Click here to learn how the slides versions of games work if you haven’t used them before.

If you’re not a member of Vibrant Music Teaching yet, you can find out more here.

Are you a travelling piano teacher?

Do you use games in your lessons? Have you found it hard to plan which ones you need each day? Have you given up?!

Tell me about your experiences with using games as a travelling piano teacher in the comments. 🙂

8 thoughts on “How to Use Games as a Travelling Piano Teacher”

  1. I do take games to one student I travel to because he is attentive and I can get it done in 1/2 hour. The other one I travel to, manages to waste the lesson time because he can’t remember anything about the pieces we are working on and he moves very slowly. There is tons of saying the same thing week after week. He rarely gets a game except in the summer time. I have a travel bag and I keep the games in there so I am ready to go with them. At home, when teaching, I can grab the games out of the same bag. I like the spreadsheet and had never thought of it.

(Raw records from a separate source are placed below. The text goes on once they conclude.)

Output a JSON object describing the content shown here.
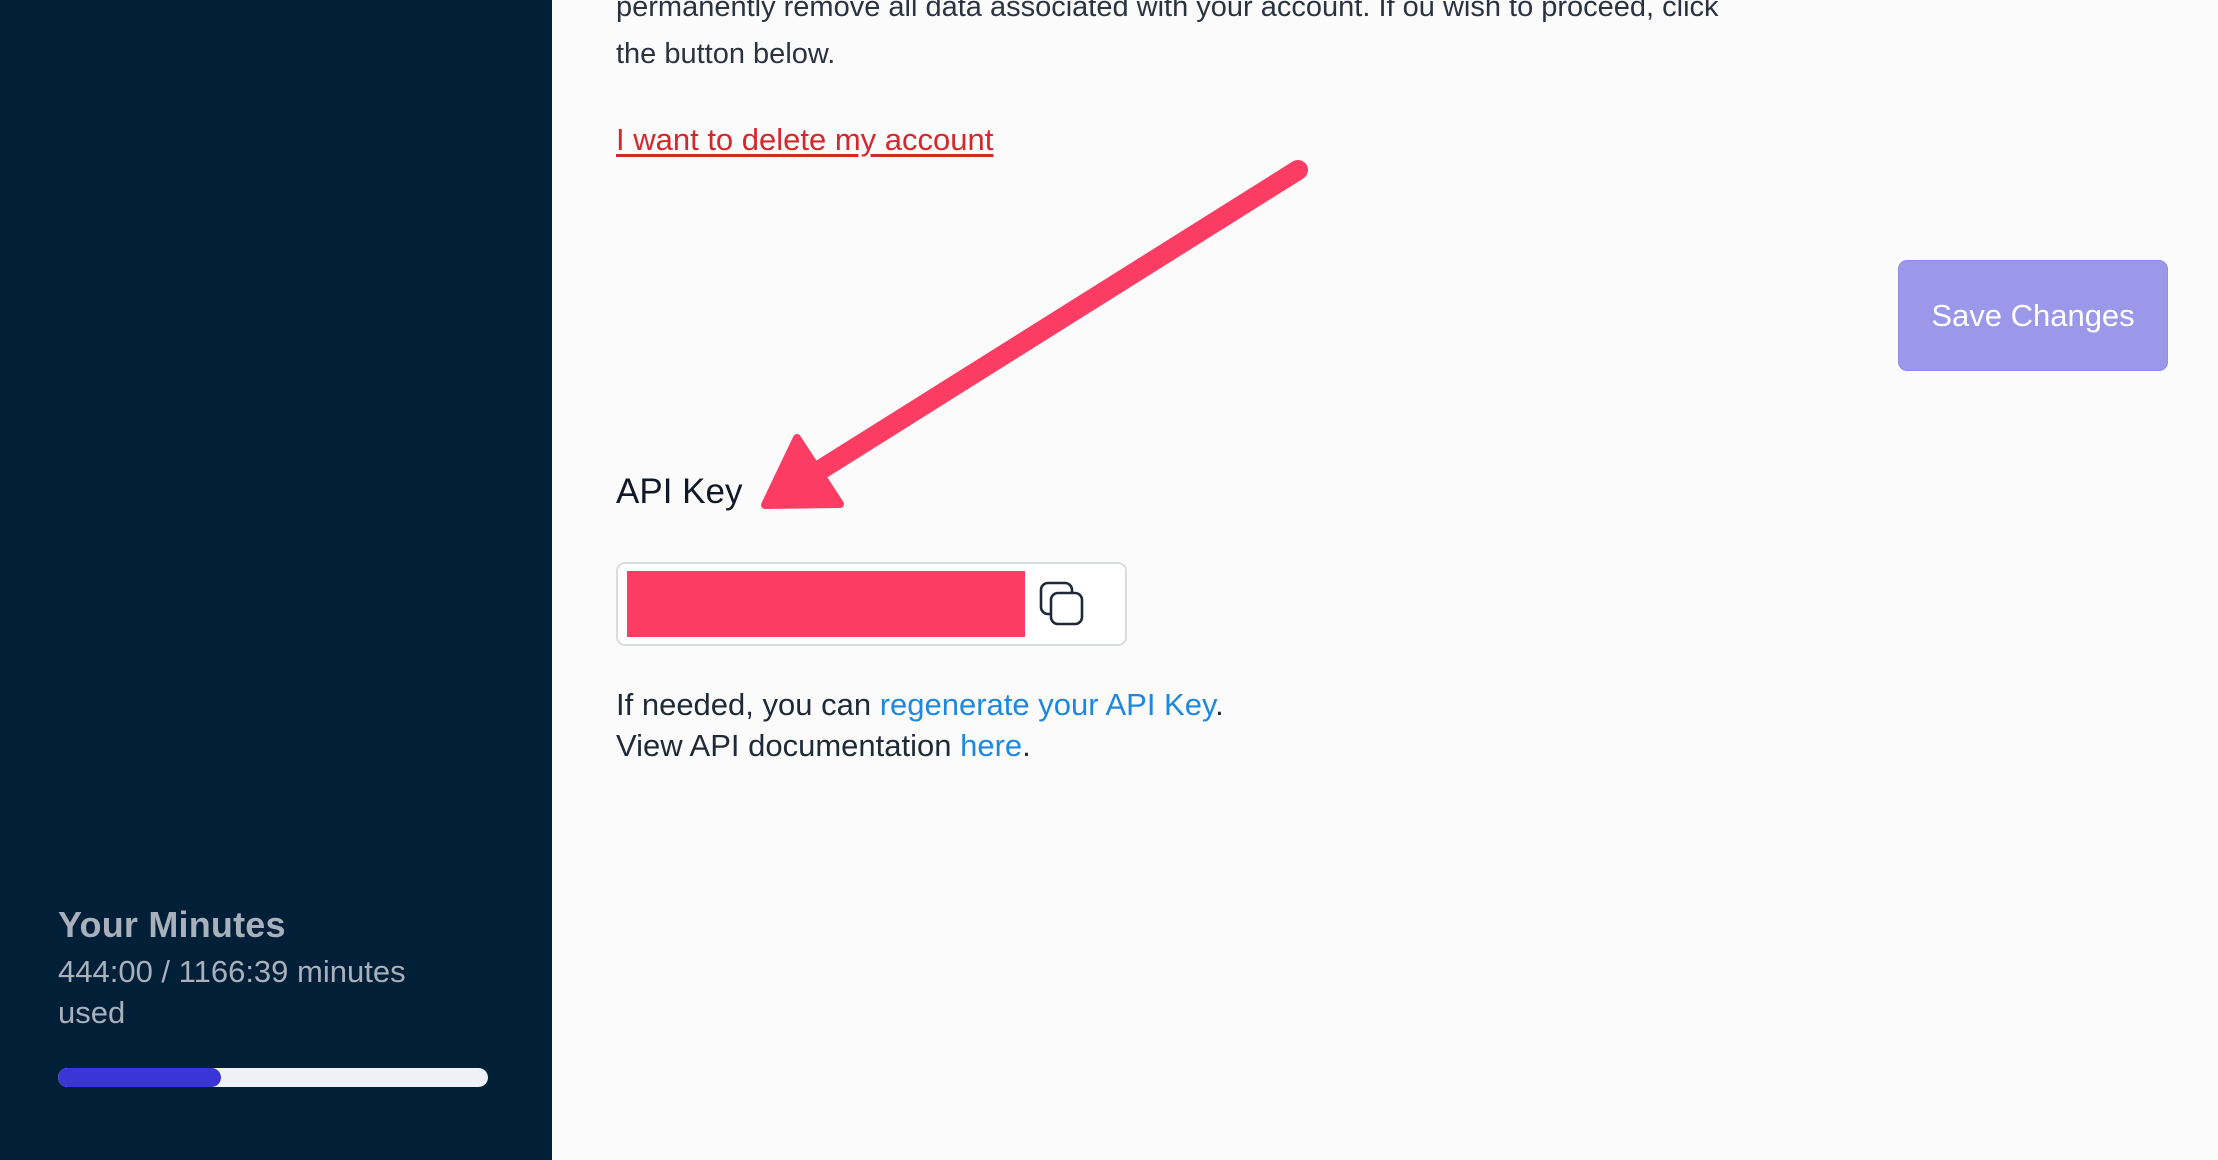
{
  "sidebar": {
    "minutes_title": "Your Minutes",
    "minutes_usage": "444:00 / 1166:39 minutes used",
    "progress_fraction": 0.38,
    "progress_color": "#3a35d6"
  },
  "account": {
    "description_line1": "permanently remove all data associated with your account. If ou wish to proceed, click",
    "description_line2": "the button below.",
    "delete_link": "I want to delete my account",
    "save_button": "Save Changes"
  },
  "api": {
    "heading": "API Key",
    "copy_icon": "copy-icon",
    "regenerate_prefix": "If needed, you can ",
    "regenerate_link": "regenerate your API Key",
    "regenerate_suffix": ".",
    "docs_prefix": "View API documentation ",
    "docs_link": "here",
    "docs_suffix": "."
  },
  "colors": {
    "sidebar_bg": "#021f38",
    "danger": "#d4282c",
    "link": "#1e88df",
    "button": "#9b98e9",
    "annotation_arrow": "#fb3d64"
  }
}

    • Thanks for sharing your experience Linda! I think even (and especially!) the slowest moving, apparently inattentive students can benefit from games. Maybe try a game at the start of the next lesson on a concept he is struggling with (note names, intervals, etc.) and just test it out. There’s a chance you actually get more done during that lesson even though you took time to play a game first! 😀

  2. This is timely as I plan for 3 studios. I am using different procedures to see what works. I plan ‘concept specific’ per student as needed but also have a studio wide theme for games (in my personal year long plan) which can be concept or holiday/season related. My travel bag is always bulging

  3. I’m trying the Google Sheets! But when I went to duplicate the dates in the first column, Google changed the year, and the dates didn’t look right! I did it just like you did in the video, so I’m not sure where I went wrong?

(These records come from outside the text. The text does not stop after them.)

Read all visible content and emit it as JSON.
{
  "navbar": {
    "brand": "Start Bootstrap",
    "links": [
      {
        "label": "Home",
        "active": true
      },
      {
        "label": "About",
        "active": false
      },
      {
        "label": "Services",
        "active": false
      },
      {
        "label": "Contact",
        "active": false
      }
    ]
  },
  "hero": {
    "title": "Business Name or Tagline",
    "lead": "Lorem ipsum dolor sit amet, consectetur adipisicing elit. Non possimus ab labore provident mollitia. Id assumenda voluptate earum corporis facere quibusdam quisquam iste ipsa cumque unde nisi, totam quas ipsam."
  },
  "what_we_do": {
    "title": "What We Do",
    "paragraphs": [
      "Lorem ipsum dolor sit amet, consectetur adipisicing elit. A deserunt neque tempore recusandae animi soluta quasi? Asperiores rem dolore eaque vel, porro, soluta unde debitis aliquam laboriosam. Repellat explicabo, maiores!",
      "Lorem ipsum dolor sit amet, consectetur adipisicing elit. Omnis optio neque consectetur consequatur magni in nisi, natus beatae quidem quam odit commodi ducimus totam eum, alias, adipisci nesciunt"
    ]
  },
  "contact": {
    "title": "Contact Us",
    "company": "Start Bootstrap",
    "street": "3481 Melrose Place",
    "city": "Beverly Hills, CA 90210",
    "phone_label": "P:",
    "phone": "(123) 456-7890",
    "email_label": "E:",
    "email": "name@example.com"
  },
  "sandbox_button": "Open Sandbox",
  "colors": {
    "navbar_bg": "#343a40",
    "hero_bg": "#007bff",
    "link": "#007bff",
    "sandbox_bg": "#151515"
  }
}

  4. I travel to teach at a private church run school. My ” studio” is the church sanctuary. This means that I can not store anything there and I need to step up my space every time I come. The schedule limits me to back to back 30 minute lessons. Planning ahead is the only way I can make this workable. Since I have plenty of space, I can set up games in different areas to get me through the morning. On my lunch break I clean up and set up for the afternoon. At the end of the school day I have some time to set a for after school lessons.

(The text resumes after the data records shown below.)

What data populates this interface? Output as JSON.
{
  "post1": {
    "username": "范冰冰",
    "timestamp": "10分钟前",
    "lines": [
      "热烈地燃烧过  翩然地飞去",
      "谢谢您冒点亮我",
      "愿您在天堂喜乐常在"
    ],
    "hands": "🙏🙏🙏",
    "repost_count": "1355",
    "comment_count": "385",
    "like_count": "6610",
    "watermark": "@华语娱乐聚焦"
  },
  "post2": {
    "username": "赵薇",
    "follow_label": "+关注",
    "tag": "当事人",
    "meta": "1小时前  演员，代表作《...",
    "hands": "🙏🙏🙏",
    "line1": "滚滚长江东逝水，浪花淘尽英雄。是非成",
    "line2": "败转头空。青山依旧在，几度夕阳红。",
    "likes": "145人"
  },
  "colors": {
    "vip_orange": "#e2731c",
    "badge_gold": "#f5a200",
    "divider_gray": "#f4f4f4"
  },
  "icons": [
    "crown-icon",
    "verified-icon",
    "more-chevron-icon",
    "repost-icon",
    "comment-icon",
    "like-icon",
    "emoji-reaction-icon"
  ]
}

    My teaching bag is a rolling craft caddy suitcase made for scrap booking. The main space has adjustable dividers. This works great for rhythm instruments, metronome, floor staff, a small Lego set, and other larger objects. The outside sides have expandable pockets. One is open and holds many books. The others have many see through pockets to hold little things. My pedal extender sits nicely on top and I can haul everything in one trip.

    My only problem is the piano does not have an adjustable bench. I have figured out how to carry that with me.